Some final thoughts on claimant shaming
Too often we see the claimant being blamed: the costs are too high, and the system needs to be reformed so we have “no fault” damages. Let’s tackle those two issues head on shall we, particularly when the Medical Defence Union are suggesting to MPs that the new national insurance levy will be “swallowed up” by clinical negligence claims!
The costs associated with clinical negligence litigation have remained relatively static over recent years and in fact the most recent NHSR data reveals that the legal costs associated with bringing a claim are, in fact, going down. It should also be noted that unlike claimant solicitors, who in the vast majority of cases act on a CFA (“no win no fee agreement”) and do not get paid unless they are successful, defence solicitors are paid regardless of outcome. Defence experts and barristers often charge significantly reduced rates to their NHSR or medical indemnifier clients, whereas claimants must pay market rates. Some judges are alive to that fact, and it is heartening to hear this acknowledged when attending a court hearing dealing with legal costs: yet those who do not work in this area often are not.

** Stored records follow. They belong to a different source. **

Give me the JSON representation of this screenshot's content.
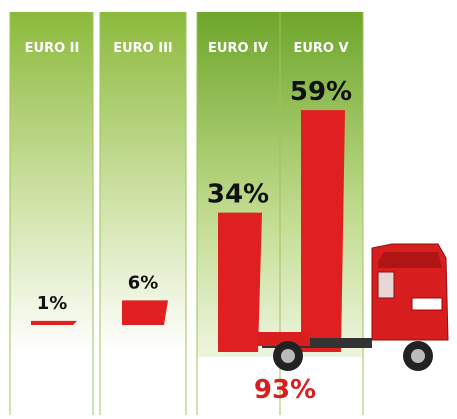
{
  "chart_data": {
    "type": "bar",
    "categories": [
      "EURO II",
      "EURO III",
      "EURO IV",
      "EURO V"
    ],
    "values": [
      1,
      6,
      34,
      59
    ],
    "value_labels": [
      "1%",
      "6%",
      "34%",
      "59%"
    ],
    "color": "#e02020",
    "total_label": "93%"
  }
}
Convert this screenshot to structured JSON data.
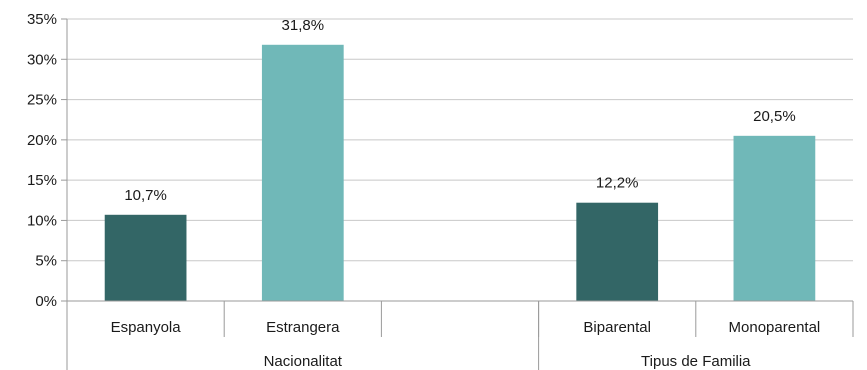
{
  "chart_data": {
    "type": "bar",
    "grid": true,
    "ylim": [
      0,
      35
    ],
    "ytick_values": [
      0,
      5,
      10,
      15,
      20,
      25,
      30,
      35
    ],
    "ytick_labels": [
      "0%",
      "5%",
      "10%",
      "15%",
      "20%",
      "25%",
      "30%",
      "35%"
    ],
    "categories": [
      "Espanyola",
      "Estrangera",
      "",
      "Biparental",
      "Monoparental"
    ],
    "groups": [
      {
        "label": "Nacionalitat",
        "categories": [
          "Espanyola",
          "Estrangera",
          ""
        ]
      },
      {
        "label": "Tipus de Familia",
        "categories": [
          "Biparental",
          "Monoparental"
        ]
      }
    ],
    "values": [
      10.7,
      31.8,
      null,
      12.2,
      20.5
    ],
    "data_labels": [
      "10,7%",
      "31,8%",
      "",
      "12,2%",
      "20,5%"
    ],
    "colors": [
      "#336666",
      "#70b8b8",
      "#ffffff",
      "#336666",
      "#70b8b8"
    ]
  }
}
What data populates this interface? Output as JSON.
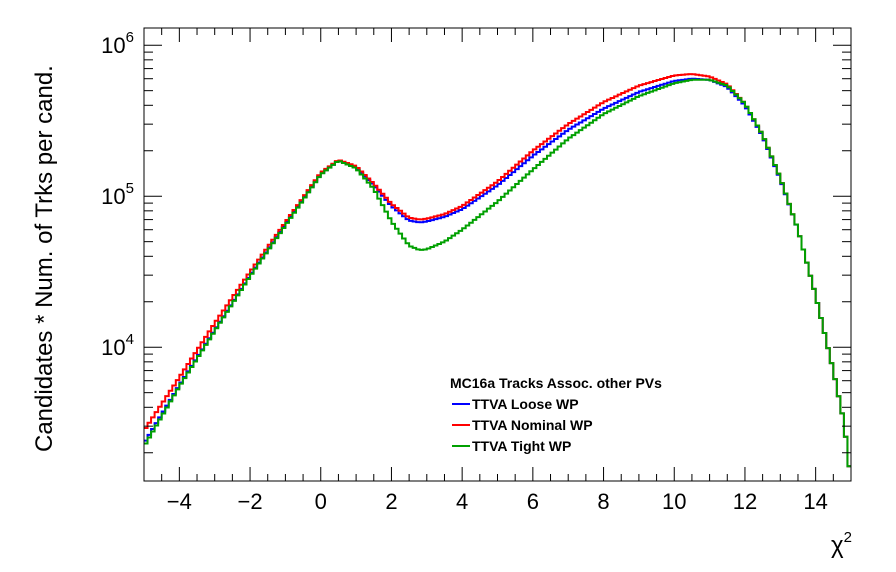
{
  "chart_data": {
    "type": "line",
    "style": "step-histogram",
    "xlabel": "χ2",
    "ylabel": "Candidates * Num. of Trks per cand.",
    "xlim": [
      -5,
      15
    ],
    "ylim": [
      1300,
      1300000
    ],
    "yscale": "log",
    "grid": false,
    "x_ticks": [
      -4,
      -2,
      0,
      2,
      4,
      6,
      8,
      10,
      12,
      14
    ],
    "x_tick_labels": [
      "−4",
      "−2",
      "0",
      "2",
      "4",
      "6",
      "8",
      "10",
      "12",
      "14"
    ],
    "y_ticks": [
      10000,
      100000,
      1000000
    ],
    "y_tick_labels": [
      {
        "base": "10",
        "exp": "4"
      },
      {
        "base": "10",
        "exp": "5"
      },
      {
        "base": "10",
        "exp": "6"
      }
    ],
    "legend": {
      "title": "MC16a Tracks Assoc. other PVs",
      "placement": "center-right"
    },
    "x": [
      -5,
      -4,
      -3,
      -2,
      -1,
      0,
      0.5,
      1,
      1.5,
      2,
      2.5,
      2.8,
      3,
      3.5,
      4,
      5,
      6,
      7,
      8,
      9,
      10,
      10.5,
      11,
      11.5,
      12,
      12.5,
      13,
      13.5,
      14,
      14.5,
      14.8,
      15
    ],
    "series": [
      {
        "name": "TTVA Loose WP",
        "color": "#0000ff",
        "values": [
          2300,
          5600,
          13000,
          30000,
          65000,
          140000,
          172000,
          155000,
          118000,
          86000,
          69000,
          67000,
          68000,
          73000,
          82000,
          118000,
          185000,
          275000,
          380000,
          490000,
          580000,
          600000,
          590000,
          530000,
          400000,
          250000,
          130000,
          60000,
          22000,
          7000,
          3200,
          1300
        ]
      },
      {
        "name": "TTVA Nominal WP",
        "color": "#ff0000",
        "values": [
          2800,
          6300,
          14400,
          31500,
          67000,
          143000,
          174000,
          158000,
          121000,
          89000,
          72000,
          70000,
          71000,
          76000,
          86000,
          125000,
          200000,
          300000,
          420000,
          540000,
          630000,
          645000,
          620000,
          550000,
          410000,
          255000,
          132000,
          60000,
          22000,
          7000,
          3200,
          1300
        ]
      },
      {
        "name": "TTVA Tight WP",
        "color": "#00a000",
        "values": [
          2200,
          5500,
          12800,
          29500,
          64000,
          139000,
          172000,
          153000,
          112000,
          68000,
          47000,
          44000,
          44500,
          50000,
          60000,
          92000,
          150000,
          240000,
          350000,
          460000,
          560000,
          590000,
          590000,
          540000,
          410000,
          255000,
          132000,
          60000,
          22000,
          7000,
          3200,
          1300
        ]
      }
    ]
  }
}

Secondly, no fault damages will arguably engender an even greater culture of failing to learn from mistakes and understanding precisely what went wrong. Certainly, in my practice, most claimants end up at my door after going through an internal complaints procedure and not having their concerns addressed. Often patients are reassured that changes will be made and yet they see little to no evidence of that happening. Litigation, for a claimant, provides an avenue for answers which too often a Trust or private healthcare organisation is unwilling to give.
Claimants do not seek out a solicitor because they do not appreciate, love and respect the NHS system which cared for them: they do so because they care for it and they want to ensure that the same issues do not arise again. They want to fix what is broken as well as ensuring that their own lives, which are too often shattered by instances of negligence, are put back together as best they can be.